那時他是什麽表情呢?無謂?不耐?不解?或者一點點的憤怒?還是一如既往的冷漠,像現在繞著她裸露腳踝的冰冷海水? 最後一次機會也無法生成靈體的她,和剛剛生成血族有史以來最唯美最壯觀的靈體,力量強大到引來雷暴,甚至焚燒了整個靈原的他。 若當時回頭看他,會看見他什麽樣的表情呢? 幾百年來,她數次問自己,數次都不能獲得確定的答案。 她在廣場中心的石碑前坐下。靜靜看向石碑落在水面的投影。 若那時回首。 再次見到他,已是作為他的妻子被賞賜給他的時候。 他是血統不明的低等存在,卻擁有他們中至純血統都無法匹敵的力量。使這群因為生命苦長無所事事,而建立了一套繁冗血統秩序來消磨彼此的食魂貴族如臨大敵。他以他們的根基翹起他們立足的另一個根基,把火和太陽澆到他們頭上,對他們的叫囂置之不理,甚至還“委屈”地接受了他們的公爵封號,肆無忌憚的行事風格卻沒有因此有絲毫收斂。 他有著公爵的稱號,卻還是他們眼中卑劣的殘渣,乞食的小狗。只是當這只狗咬斷了他們視為生命的金色緞帶,他們也只能匆匆安撫。 他們不知道,真正的狼,永遠無法被馴服成狗。 他們中還是有些有腦子的人,知道他之所以沒有幹脆地全滅了他們,一是時機未到,二是他覺得那樣會讓一切變得無趣。看著他們像跳梁小醜,穿著滑稽衣服,在他導演的舞臺上張牙舞爪,還自以為是世界主人不可一世,這讓他覺得有趣。 於是她在他獲得公爵封號時被賞賜給他。因那些有腦之人的首腦—樞機老人,看見他見到她時,目光中幾不可察的一絆。 她是古老時代的皇帝在皇位捏在別人手裏岌岌可危之時,以賞賜姿態倉皇送走的保命人質。 而他,竟然接受了。 搬入暗淩的公爵府前,她去向父親告別。那個被她稱為父親的人,居高臨下地扔出一句帶著譏誚的遣送說明: “你去吧。你和他很配。” 很配。 他被鄙視因為他來路不明,而她,作為父親和人類女子的混血,則是因為來路太明白。 其實她是期待的。 期待一雙溫暖的手,或者一段溫暖…

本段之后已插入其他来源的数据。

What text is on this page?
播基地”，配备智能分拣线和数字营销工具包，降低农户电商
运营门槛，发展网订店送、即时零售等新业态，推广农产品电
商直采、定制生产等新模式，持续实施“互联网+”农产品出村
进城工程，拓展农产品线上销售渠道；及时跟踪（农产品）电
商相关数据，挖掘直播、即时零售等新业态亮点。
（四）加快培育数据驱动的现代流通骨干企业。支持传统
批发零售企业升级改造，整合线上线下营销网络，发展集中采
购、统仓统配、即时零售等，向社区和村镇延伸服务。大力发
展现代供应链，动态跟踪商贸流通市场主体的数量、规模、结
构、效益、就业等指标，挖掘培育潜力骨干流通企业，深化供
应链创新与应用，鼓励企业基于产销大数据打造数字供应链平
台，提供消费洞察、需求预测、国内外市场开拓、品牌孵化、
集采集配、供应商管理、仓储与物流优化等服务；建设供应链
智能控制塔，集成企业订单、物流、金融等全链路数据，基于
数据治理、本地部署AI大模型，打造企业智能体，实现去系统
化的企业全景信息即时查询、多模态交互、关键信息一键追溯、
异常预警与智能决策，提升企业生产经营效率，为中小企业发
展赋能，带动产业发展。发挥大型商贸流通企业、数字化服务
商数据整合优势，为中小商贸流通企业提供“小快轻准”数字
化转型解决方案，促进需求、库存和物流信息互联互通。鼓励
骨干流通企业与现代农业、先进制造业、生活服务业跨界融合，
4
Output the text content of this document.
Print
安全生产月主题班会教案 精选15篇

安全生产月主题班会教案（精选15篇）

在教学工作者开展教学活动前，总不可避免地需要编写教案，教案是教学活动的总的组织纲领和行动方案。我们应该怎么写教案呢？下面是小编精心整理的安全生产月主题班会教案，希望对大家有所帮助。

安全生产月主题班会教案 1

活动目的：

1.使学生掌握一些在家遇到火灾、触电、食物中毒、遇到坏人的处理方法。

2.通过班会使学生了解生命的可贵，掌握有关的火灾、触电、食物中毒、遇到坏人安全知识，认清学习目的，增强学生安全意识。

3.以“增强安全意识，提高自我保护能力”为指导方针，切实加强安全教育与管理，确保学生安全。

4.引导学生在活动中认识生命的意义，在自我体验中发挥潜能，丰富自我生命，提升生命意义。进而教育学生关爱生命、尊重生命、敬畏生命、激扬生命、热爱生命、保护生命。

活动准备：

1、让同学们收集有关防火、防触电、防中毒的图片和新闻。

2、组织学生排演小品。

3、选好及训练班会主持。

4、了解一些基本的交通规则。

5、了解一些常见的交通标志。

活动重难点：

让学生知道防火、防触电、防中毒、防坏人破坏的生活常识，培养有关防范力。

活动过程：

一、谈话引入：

那時他是什麽表情呢?無謂?不耐?不解?或者一點點的憤怒?還是一如既往的冷漠,像現在繞著她裸露腳踝的冰冷海水?

最後一次機會也無法生成靈體的她,和剛剛生成血族有史以來最唯美最壯觀的靈體,力量強大到引來雷暴,甚至焚燒了整個靈原的他。

若當時回頭看他,會看見他什麽樣的表情呢?

幾百年來,她數次問自己,數次都不能獲得確定的答案。

她在廣場中心的石碑前坐下。靜靜看向石碑落在水面的投影。

若那時回首。

再次見到他,已是作為他的妻子被賞賜給他的時候。

他是血統不明的低等存在,卻擁有他們中至純血統都無法匹敵的力量。使這群因為生命苦長無所事事,而建立了一套繁冗血統秩序來消磨彼此的食魂貴族如臨大敵。他以他們的根基翹起他們立足的另一個根基,把火和太陽澆到他們頭上,對他們的叫囂置之不理,甚至還“委屈”地接受了他們的公爵封號,肆無忌憚的行事風格卻沒有因此有絲毫收斂。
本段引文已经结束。